We wtorek (2 grudnia) podczas celebrowania 30 lat obecności w Olsztynie koncern poinformował, że od chwili przejęcia fabryki Michelin już zainwestował w nią półtora miliarda euro. W 2025 r. zakład zupełnie zrezygnował z węgla i uruchomił zbudowaną od nowa za 210 milionów złotych kotłownię parową.
Do 2040 r. zakład w Olsztynie zamierza o 60 proc. poprawić efektywność energetyczną i zredukować produkcję CO2 do zera. W znacznym stopniu zakład już ograniczył emisję CO2 m.in. poprzez zbudowanie nowej bramy do fabryki, dzięki której wyprowadzono z miasta transport ciężarowy. Wprowadzono także transportowanie kontenerów z oponami pociągami - w zakładzie jest bocznica kolejowa.
- Ten zakład jest tak nowoczesny, a cały czas go rozwijamy i w niego inwestujemy, że myślę, że przez kolejnych 30-50 lat będziemy śmiało tu mogli produkować - powiedział PAP Alvarez-Ossorio.
Obecny na jubileuszu firmy marszałek województwa Marcin Kuchciński powiedział, że dobre wyniki olsztyńskiej fabryki dają władzom regionu argument dla inwestorów, że duży biznes można tu z sukcesami prowadzić. Prezydent Olsztyna Robert Szewczyk podkreślał, że Michelin wspiera teatry lalek i dla dorosłych, filharmonię, szpitale, którym funduje sprzęt i miasto poprzez wpłacanie do kasy Olsztyna podatków.
Teraz, gdy jedna z naszych szkół przechodzi termomodernizację, w fabryce prowadzone są zajęcia dla uczniów. To pokazuje, jak dobrze układa się współpraca samorządu z fabryką.
- dodał prezydent Olsztyna.
44 lata pracy w jednym zakładzie
Podczas jubileuszu fabryki uhonorowano grono zasłużonych pracowników - niektórzy pracują fabryce opon nieprzerwanie od 46 lat. W gronie wyróżnionych była też kobieta, Urszula Bober, która z olsztyńskim zakładem jest związana od 44 lat.
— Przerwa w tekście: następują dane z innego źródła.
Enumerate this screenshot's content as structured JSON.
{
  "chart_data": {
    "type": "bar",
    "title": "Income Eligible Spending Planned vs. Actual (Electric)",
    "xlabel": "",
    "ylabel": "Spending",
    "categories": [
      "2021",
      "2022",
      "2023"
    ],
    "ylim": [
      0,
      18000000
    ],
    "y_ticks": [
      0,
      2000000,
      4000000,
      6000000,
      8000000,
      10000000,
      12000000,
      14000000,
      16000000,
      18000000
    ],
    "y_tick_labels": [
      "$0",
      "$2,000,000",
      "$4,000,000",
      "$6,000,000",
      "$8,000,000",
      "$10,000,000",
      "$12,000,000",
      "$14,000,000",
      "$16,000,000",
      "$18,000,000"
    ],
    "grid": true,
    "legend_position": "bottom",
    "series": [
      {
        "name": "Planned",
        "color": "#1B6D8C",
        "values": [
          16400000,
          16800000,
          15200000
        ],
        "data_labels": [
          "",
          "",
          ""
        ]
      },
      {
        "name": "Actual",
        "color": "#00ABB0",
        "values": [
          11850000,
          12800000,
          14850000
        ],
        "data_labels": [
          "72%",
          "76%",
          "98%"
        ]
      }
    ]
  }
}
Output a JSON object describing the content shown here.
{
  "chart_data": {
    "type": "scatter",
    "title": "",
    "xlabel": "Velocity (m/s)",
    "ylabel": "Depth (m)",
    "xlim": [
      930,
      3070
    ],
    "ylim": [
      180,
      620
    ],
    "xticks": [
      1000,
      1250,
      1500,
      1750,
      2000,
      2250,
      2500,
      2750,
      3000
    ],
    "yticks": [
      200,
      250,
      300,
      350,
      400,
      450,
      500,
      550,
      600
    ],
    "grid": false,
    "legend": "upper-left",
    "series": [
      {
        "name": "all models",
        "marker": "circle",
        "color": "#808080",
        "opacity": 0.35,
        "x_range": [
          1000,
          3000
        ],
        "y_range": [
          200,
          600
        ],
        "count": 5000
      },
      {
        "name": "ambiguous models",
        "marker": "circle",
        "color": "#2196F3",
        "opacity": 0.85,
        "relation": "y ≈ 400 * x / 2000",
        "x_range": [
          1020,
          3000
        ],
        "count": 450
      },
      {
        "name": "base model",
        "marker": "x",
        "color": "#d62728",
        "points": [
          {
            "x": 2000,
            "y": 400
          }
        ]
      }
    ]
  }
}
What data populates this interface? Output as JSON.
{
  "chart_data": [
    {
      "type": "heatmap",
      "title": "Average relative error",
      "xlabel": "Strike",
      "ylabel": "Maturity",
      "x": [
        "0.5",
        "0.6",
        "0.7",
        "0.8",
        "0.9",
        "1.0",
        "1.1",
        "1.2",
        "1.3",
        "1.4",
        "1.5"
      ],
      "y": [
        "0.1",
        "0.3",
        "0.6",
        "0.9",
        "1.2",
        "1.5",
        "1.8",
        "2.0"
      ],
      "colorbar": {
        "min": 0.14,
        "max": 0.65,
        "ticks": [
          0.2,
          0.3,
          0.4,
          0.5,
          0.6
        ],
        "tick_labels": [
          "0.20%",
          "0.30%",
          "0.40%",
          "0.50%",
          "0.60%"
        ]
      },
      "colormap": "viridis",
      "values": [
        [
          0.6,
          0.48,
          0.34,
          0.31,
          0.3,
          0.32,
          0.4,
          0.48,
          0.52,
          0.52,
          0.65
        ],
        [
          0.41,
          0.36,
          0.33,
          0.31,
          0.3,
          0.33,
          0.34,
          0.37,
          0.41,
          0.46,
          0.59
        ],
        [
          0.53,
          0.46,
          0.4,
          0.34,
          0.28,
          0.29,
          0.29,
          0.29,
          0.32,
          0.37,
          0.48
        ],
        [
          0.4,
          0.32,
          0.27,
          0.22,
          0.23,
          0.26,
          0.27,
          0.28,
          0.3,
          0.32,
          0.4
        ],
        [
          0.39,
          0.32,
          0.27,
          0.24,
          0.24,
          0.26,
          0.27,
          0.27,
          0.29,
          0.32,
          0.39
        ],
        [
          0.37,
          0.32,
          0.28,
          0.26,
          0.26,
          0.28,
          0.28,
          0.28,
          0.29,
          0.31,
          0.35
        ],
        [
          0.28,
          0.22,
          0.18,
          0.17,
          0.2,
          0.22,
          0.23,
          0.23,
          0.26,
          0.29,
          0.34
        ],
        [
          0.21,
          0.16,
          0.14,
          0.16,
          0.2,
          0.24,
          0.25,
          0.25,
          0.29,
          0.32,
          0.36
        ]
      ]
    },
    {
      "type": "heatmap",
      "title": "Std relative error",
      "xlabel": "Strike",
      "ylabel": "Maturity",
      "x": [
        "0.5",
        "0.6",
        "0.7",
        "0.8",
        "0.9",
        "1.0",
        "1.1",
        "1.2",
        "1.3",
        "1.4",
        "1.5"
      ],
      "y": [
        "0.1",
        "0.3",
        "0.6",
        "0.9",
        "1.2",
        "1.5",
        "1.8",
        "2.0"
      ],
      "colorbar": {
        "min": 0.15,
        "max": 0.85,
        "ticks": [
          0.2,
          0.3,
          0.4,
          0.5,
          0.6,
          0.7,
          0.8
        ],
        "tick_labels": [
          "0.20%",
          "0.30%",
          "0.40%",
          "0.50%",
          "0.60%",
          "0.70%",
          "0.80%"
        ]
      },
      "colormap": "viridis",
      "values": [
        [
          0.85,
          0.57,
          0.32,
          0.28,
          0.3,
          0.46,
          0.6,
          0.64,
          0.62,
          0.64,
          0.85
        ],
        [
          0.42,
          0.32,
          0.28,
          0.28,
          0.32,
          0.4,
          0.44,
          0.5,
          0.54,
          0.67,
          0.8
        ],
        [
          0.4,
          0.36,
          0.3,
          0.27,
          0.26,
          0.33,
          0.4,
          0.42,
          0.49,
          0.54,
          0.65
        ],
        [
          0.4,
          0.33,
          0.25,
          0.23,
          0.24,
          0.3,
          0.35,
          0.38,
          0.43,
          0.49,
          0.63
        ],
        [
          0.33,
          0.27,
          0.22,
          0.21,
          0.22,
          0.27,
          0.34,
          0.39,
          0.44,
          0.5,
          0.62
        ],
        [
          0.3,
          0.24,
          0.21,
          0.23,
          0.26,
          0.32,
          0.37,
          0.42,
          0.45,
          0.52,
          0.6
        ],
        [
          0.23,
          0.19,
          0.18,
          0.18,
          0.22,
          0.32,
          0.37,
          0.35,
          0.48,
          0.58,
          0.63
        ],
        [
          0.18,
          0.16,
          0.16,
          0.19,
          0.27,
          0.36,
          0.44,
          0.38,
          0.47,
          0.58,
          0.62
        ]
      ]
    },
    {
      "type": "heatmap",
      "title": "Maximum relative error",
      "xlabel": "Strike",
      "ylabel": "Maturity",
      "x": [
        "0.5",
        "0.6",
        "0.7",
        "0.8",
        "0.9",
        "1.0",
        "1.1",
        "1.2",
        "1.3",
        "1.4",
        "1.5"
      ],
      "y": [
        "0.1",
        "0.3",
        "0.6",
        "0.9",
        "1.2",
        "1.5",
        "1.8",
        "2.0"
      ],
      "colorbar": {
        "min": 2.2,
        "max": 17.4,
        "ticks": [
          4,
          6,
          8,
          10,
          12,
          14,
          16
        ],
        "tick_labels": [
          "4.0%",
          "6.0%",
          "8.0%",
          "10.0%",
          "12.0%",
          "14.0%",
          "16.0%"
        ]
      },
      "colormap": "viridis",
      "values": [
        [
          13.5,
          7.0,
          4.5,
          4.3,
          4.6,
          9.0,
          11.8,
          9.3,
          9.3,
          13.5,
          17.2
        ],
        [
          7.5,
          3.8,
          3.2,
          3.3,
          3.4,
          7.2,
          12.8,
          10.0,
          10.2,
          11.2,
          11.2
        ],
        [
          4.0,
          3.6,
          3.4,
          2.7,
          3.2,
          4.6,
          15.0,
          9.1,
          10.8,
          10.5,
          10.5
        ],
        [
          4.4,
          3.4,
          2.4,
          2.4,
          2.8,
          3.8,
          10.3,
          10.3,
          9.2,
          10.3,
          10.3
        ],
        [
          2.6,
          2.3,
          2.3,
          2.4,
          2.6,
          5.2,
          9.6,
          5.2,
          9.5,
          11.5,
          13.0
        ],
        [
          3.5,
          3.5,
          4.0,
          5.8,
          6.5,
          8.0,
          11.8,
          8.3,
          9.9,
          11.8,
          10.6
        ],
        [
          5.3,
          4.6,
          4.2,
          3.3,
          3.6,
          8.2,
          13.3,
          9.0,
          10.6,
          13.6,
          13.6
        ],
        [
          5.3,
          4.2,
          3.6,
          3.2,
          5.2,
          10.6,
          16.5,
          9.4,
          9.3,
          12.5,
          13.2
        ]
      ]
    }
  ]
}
Alvarez-Ossorio podczas ceremonii wiele razy podkreślał, że to wyłącznie zaangażowanym pracownikom olsztyńska fabryka zawdzięcza swoją pozycję w oponiarskim świecie.
W tym roku olsztyńska fabryka, w której produkowane są opony świętuje 60-lecie istnienia. Powstała z inicjatywy władz PRL jako Olsztyńska Fabryka Opon Samochodowych, która z czasem nazywała się Stomil Olsztyn. W 1995 r. w czasach przeprowadzanej w Polsce restrukturyzacji gospodarczej większościowy pakiet udziałów kupił francuski koncern Michelin. - Decyzję o kupieniu fabryki w Olsztynie podjął osobiście wnuk założyciela marki - przypomniał Alvarez-Osorio. W 2005 roku zakład ze Stomilu Olsztyn zmienił nazwę na Michelin Polska.
Michelin w Olsztynie produkuje opony do maszyn rolniczych, kordy i formy oraz opony do aut osobowych, w tym - elektrycznych. W 2024 r. firma zrezygnowała z produkowania opon do ciężarówek, a pracownicy tego zakładu zostali przesunięci do produkcji innych opon.